Certaines données cliniques ne confirment pas ces hypothèses. L’observation de patients suivis sur des périodes plus longues suggère qu’il faut compter, chez certains individus tout au moins, un délai de 6 à 12 mois pour que disparaissent complètement (8,16 – 23) les symptômes typiques de sevrage aux benzodiazépines, ainsi les paresthésies, l’hypersensibilité sensorielle, les spasmes musculaires, les acouphènes, ainsi que d’autres symptômes moins spécifiques tels que l’anxiété, l’insomnie ou la dépression.
L’interprétation des symptômes préexistant au sevrage pose également problème. Les patients qui sont candidats au sevrage ont souvent des symptômes typiques de sevrage aux benzodiazépines, ainsi qu’une anxiété très importante, alors même qu’ils sont encore sous traitement (1,21). Bien que ces symptômes puissent revenir au niveau précédant le sevrage quelques semaines après un pic de sevrage aigu, les observations postérieures démontrent qu’une amélioration peut encore être constatée dans les mois suivants. Même sans traitement spécifique, ils peuvent atteindre des niveaux bien en deçà du niveau d’anxiété préexistant au sevrage, permettant parfois même à des patients de reprendre le cours normal de leur vie après des années d’incapacité (1,19,21).

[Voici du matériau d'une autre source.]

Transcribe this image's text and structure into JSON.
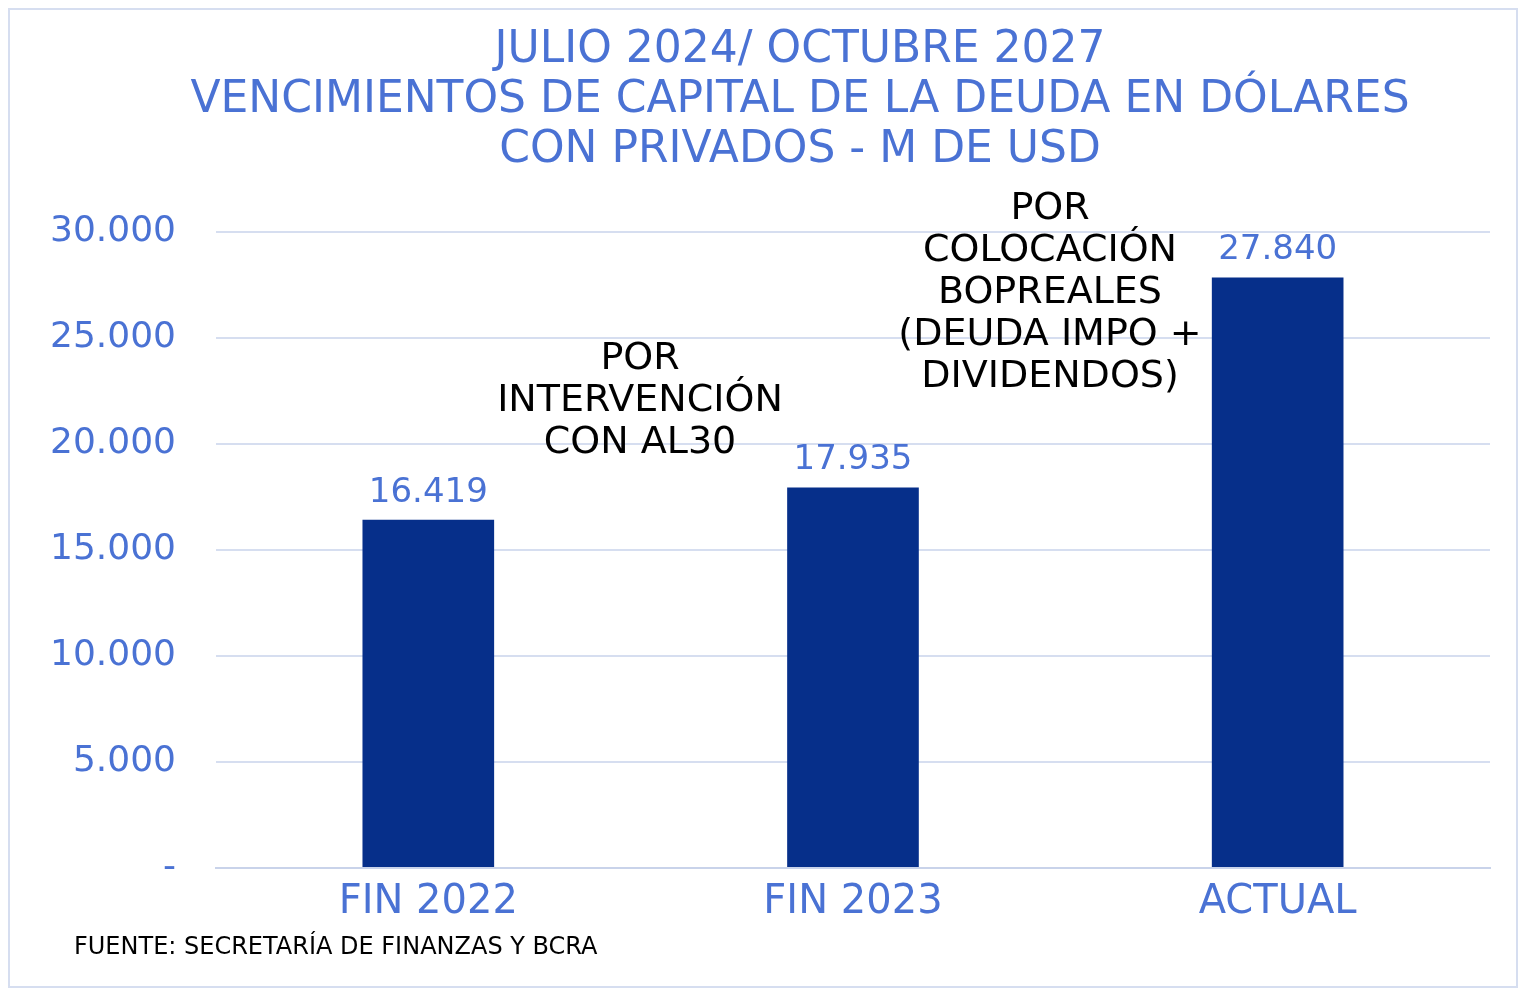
{
  "chart_data": {
    "type": "bar",
    "title": "JULIO 2024/ OCTUBRE 2027\nVENCIMIENTOS DE CAPITAL DE LA DEUDA EN DÓLARES CON PRIVADOS - M DE USD",
    "categories": [
      "FIN 2022",
      "FIN 2023",
      "ACTUAL"
    ],
    "values": [
      16419,
      17935,
      27840
    ],
    "value_labels": [
      "16.419",
      "17.935",
      "27.840"
    ],
    "color": "#062f8a",
    "ylim": [
      0,
      30000
    ],
    "yticks": [
      {
        "value": 0,
        "label": "-"
      },
      {
        "value": 5000,
        "label": "5.000"
      },
      {
        "value": 10000,
        "label": "10.000"
      },
      {
        "value": 15000,
        "label": "15.000"
      },
      {
        "value": 20000,
        "label": "20.000"
      },
      {
        "value": 25000,
        "label": "25.000"
      },
      {
        "value": 30000,
        "label": "30.000"
      }
    ],
    "grid": "y",
    "legend": false,
    "annotations": [
      "POR INTERVENCIÓN CON AL30",
      "POR COLOCACIÓN BOPREALES (DEUDA IMPO + DIVIDENDOS)",
      "FUENTE: SECRETARÍA DE FINANZAS Y BCRA"
    ]
  }
}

II. LA PHASE PROLONGEE DE SEVRAGE
La phase aiguë de sevrage peut se fondre imperceptiblement en une phase plus prolongée au cours de laquelle les symptômes diminuent progressivement mais peuvent réapparaître par vagues (16,21) ponctuées de fenêtres de normalité qui se multiplient en fréquence et en durée jusqu’à une guérison éventuelle, quoique parfois incomplète. D’après les données actuellement disponibles, les symptômes qui sont le plus susceptibles de durer sont l’anxiété, l’insomnie, la détérioration cognitive, la dépression, un certain nombre de phénomènes sensoriels et moteurs et des perturbations gastro-intestinales (Tableau 2).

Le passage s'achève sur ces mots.